We have recently heard of the Saudi government considering an initial public offering for its ARAMCO. This set off speculation about the world’s first trillion-dollar-plus company which indeed is more than 10 times Exxon-Mobil’s size in that it pumps over one-tenth of the world’s crude. Now, Saudi is planning a $10 billion bond issuance. Indeed with the fall of prices of oil, the kingdom’s budget got evidently restricted to not known before ‘small times’, despite the recent and flashy rise in the price of a barrel.
This story from The Irish Times illustrates well the Saudi’s frivolity with respect to their diminishing petro-dollar earnings. The Photograph above is of : Karen Bleier/AFP/Getty Images.
Saudi Arabia plans $10bn bond issue
Country is seeking funds to shore up public finances that have been hit by the drop in oil prices to about half their 2014 levels
Oil rose to the highest in more than a year on Monday after Saudi Arabia expressed optimism that OPEC would work out a deal and Russia voiced its support.
Saudi Arabia, the biggest oil exporter, sees its crude reserves of 266.5 billion barrels lasting 70 more years and hasn’t sought an independent consultant to review the figures, according to a bond prospectus.
The nation’s wealth is based mainly on oil, with crude sales accounting for 75 percent of total export earnings, according to the prospectus.
Saudi Arabia plans to sell at least $10 billion (€9.05 billion) in bonds maturing in five, 10 and 30 years, and it disclosed plans to hold investor meetings in London, Los Angeles, Boston and New York starting on Wednesday.
The country is seeking funds to shore up public finances that have been hit by the drop in oil prices to about half their 2014 levels.
At the same time, the kingdom plans to wean itself off dependence on oil for state revenue by selling part of its state oil company to help develop industries including auto manufacturing and technology.
Oil slipped from a 15-month high in New York yesterday amid uncertainty over whether Russia would join an OPEC deal to curb supply.

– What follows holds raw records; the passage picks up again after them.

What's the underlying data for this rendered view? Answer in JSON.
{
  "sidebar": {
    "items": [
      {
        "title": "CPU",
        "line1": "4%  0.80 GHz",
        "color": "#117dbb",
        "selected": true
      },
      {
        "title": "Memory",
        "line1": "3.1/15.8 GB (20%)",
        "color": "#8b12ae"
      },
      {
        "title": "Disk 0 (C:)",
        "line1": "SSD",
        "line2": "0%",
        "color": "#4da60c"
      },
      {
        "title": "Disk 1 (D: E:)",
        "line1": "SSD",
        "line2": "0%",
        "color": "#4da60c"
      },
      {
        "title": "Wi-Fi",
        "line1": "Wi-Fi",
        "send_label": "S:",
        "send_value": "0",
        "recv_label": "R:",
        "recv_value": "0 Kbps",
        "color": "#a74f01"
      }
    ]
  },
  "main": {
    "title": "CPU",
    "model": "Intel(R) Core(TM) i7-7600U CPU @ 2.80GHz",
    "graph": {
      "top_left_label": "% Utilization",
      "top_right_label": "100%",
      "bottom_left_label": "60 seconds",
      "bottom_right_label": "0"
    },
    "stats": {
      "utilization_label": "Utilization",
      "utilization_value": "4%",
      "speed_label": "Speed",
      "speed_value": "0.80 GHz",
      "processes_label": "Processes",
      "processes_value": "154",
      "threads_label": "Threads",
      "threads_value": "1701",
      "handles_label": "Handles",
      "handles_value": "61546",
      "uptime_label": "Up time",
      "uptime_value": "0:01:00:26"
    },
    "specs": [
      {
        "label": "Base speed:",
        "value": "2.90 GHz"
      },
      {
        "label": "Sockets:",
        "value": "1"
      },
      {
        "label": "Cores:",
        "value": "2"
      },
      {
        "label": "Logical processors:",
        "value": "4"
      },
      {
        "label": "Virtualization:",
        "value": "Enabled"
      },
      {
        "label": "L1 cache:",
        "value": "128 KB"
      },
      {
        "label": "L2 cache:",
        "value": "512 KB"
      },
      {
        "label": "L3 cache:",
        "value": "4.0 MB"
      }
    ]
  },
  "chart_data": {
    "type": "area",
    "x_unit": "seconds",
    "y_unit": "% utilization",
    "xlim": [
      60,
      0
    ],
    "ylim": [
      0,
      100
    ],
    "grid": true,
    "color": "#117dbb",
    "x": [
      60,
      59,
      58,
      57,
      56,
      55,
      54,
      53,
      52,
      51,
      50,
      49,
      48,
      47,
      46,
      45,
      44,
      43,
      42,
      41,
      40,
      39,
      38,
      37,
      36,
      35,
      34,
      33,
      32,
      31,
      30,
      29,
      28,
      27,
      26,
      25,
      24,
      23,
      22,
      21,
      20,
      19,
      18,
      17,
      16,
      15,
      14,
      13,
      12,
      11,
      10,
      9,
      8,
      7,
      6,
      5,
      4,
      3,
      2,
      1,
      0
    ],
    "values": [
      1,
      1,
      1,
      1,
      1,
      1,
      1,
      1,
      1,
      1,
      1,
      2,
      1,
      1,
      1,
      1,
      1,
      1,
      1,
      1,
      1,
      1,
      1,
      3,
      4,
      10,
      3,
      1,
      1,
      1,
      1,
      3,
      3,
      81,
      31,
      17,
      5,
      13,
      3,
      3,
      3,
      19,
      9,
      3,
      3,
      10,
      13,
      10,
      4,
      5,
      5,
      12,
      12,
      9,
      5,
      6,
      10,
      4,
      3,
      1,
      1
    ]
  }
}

Crude fell as much as 1.9 per cent.
Russia’s biggest producer Rosneft said it won’t cut output, according to Reuters, after president Vladimir Putin said at a conference in Istanbul his country is willing to join efforts by Opec to stabilise the market through a production freeze or cut.
Price declines accelerated as the dollar climbed, curbing the appeal of commodities. Oil rose to the highest in more than a year on Monday..
Brent for December settlement dropped 96 cents, or 1.8 per cent, to $52.18 a barrel on the London-based ICE Futures Europe exchange.